La Bise est un ancien moulin dans le Jura, transformé par ATD Quart Monde (Agir tous pour la dignité) en maison de vacances familiales, pour permettre à des familles vivant la grande pauvreté de vivre des
vacances réussies.

Commençons par un mauvais souvenir : dans un Centre d’hébergement où nous habitions nous-mêmes, un journaliste était venu pour décrire des ateliers pour enfants. Avec les parents qui avaient accepté de témoigner, nous avions relu et approuvé l’article, mais le journal a choisi seul le titre, parlant « d’enfants pauvres ». Les parents se sont sentis trahis : « Nos enfants ne sont pas pauvres ! Nous, nous sommes pauvres, mais on fait tout pour que nos enfants ne le soient pas ! »

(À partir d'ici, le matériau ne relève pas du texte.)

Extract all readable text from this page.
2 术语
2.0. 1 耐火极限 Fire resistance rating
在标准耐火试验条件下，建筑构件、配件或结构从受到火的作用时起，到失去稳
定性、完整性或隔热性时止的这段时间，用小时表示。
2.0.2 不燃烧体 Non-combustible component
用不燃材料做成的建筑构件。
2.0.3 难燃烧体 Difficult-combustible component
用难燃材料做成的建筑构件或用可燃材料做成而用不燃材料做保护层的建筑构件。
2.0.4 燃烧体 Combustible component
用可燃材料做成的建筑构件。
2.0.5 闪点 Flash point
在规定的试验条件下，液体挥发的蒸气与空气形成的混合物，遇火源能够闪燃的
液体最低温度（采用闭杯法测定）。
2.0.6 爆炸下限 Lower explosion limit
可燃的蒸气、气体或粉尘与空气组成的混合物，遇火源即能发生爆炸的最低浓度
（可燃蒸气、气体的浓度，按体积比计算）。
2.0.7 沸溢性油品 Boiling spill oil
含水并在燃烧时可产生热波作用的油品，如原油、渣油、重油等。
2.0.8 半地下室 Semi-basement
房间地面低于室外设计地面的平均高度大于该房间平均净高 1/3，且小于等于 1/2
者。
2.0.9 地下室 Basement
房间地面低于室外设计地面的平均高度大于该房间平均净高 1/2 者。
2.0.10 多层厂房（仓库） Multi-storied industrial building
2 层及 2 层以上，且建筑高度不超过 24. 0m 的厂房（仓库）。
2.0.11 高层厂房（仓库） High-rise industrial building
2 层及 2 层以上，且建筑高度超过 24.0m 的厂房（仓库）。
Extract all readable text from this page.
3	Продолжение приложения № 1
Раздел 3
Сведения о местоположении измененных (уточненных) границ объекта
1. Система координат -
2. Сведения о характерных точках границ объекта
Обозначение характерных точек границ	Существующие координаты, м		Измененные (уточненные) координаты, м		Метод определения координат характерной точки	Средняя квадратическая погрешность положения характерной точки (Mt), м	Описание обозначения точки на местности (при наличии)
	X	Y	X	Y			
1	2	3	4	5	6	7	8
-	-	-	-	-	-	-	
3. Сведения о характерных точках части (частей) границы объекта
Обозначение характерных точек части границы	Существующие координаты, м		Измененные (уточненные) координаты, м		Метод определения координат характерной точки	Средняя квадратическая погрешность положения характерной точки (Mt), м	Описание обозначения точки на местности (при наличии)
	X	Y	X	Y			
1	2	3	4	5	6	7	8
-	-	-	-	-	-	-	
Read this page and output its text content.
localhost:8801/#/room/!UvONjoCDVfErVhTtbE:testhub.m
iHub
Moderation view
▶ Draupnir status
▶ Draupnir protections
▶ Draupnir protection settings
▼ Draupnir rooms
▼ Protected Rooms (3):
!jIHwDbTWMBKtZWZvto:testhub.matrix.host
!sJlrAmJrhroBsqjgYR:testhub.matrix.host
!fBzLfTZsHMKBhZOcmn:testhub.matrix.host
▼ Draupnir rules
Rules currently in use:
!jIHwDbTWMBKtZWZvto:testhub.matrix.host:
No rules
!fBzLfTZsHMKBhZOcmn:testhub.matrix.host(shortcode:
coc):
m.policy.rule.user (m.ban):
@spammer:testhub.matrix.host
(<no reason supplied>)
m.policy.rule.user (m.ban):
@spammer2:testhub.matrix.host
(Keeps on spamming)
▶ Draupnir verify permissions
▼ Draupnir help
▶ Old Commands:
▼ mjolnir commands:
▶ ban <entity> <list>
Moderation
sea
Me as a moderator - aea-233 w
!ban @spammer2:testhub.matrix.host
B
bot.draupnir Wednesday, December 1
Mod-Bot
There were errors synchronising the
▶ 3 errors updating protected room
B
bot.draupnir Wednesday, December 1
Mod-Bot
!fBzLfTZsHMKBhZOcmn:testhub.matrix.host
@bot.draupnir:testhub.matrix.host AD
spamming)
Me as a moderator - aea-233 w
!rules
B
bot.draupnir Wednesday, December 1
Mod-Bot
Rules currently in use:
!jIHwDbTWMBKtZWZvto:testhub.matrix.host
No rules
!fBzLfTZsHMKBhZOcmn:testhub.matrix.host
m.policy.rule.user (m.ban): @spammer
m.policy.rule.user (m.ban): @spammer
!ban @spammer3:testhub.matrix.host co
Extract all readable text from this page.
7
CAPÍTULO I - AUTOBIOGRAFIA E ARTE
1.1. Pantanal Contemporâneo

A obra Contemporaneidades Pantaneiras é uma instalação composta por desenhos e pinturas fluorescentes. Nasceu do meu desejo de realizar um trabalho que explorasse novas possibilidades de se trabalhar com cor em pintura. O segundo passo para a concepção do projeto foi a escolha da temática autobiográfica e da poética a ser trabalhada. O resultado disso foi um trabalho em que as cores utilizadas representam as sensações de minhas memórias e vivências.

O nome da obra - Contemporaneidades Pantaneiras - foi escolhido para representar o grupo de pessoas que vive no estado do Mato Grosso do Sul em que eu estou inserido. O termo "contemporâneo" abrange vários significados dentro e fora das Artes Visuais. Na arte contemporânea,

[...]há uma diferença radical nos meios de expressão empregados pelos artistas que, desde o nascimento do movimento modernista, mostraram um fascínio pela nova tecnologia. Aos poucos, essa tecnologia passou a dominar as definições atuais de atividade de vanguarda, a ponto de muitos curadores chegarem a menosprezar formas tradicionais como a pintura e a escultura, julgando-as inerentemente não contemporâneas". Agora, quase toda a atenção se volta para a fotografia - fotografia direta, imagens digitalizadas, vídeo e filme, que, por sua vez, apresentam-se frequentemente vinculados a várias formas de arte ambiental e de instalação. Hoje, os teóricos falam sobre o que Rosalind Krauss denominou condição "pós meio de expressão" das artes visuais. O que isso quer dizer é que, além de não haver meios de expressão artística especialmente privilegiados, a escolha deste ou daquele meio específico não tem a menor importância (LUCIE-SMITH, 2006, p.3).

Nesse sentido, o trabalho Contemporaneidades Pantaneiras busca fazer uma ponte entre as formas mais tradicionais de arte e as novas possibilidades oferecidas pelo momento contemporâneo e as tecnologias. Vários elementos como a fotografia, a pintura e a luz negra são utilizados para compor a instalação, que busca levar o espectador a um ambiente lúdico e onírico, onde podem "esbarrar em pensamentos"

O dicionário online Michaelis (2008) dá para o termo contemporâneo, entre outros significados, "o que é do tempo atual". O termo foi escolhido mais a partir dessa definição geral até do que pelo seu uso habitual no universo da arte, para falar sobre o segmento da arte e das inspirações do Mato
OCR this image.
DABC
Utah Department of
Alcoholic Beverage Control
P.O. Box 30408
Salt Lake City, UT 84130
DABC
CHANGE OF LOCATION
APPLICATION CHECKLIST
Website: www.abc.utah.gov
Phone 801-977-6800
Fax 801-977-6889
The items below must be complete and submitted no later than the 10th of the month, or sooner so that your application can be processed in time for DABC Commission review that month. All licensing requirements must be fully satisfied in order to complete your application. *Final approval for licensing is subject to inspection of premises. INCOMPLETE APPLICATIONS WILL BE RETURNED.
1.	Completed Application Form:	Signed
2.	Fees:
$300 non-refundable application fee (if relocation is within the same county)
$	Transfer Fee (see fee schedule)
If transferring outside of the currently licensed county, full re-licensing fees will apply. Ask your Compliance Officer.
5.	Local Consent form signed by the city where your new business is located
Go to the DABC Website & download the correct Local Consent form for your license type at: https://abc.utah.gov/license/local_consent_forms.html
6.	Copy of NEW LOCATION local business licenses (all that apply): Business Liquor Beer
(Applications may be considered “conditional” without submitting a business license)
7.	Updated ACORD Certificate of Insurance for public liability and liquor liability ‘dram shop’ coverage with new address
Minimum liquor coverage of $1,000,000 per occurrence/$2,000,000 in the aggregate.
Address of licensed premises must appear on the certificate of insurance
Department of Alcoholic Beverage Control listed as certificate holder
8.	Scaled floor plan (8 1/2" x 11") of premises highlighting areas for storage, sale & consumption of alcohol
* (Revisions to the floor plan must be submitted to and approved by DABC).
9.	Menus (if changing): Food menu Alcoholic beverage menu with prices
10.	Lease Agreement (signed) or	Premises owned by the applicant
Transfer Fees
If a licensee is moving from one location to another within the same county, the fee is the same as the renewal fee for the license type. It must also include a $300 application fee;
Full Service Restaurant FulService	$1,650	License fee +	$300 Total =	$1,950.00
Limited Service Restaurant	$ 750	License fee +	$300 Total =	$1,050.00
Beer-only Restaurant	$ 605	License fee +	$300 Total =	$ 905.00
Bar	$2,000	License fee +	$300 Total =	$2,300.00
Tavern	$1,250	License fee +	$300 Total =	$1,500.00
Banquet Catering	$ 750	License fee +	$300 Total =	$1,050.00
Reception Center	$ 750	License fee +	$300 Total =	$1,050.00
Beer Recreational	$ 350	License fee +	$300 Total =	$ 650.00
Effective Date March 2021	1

Les parents qu’on accueille à La Bise aiment leurs enfants et ont plein de savoir-faire. Nous leur faisons confiance, et bien sûr, nous les soutenons. Car la misère fatigue : vivre dans un environnement dégradé, ne pas pouvoir se faire plaisir, retourner dans sa tête tout ce qui ne va pas dans sa vie, se sentir mal regardé dès qu’on sort de chez soi, mal accueilli quand on entre quelque part… ça blesse, ça érode, ça fait perdre confiance en soi. À ATD, nous nous appuyons sur les forces de la famille : « Ce qui donne la force de se battre, c’est ceux qu’on aime, à commencer par les enfants ».

Un ami me disait : « J’ai l’impression qu’on est sur des tapis roulants : certains, quand ils font un pas, avancent vite ! Mais moi, c’est comme si j’étais sur un tapis qui roule à l’envers ; je fais des efforts mais je n’avance jamais, alors je me fatigue et finalement, je recule ! ». Quand telle est votre expérience, la honte vous guette, avec le mépris de soi, les humiliations et finalement l’isolement.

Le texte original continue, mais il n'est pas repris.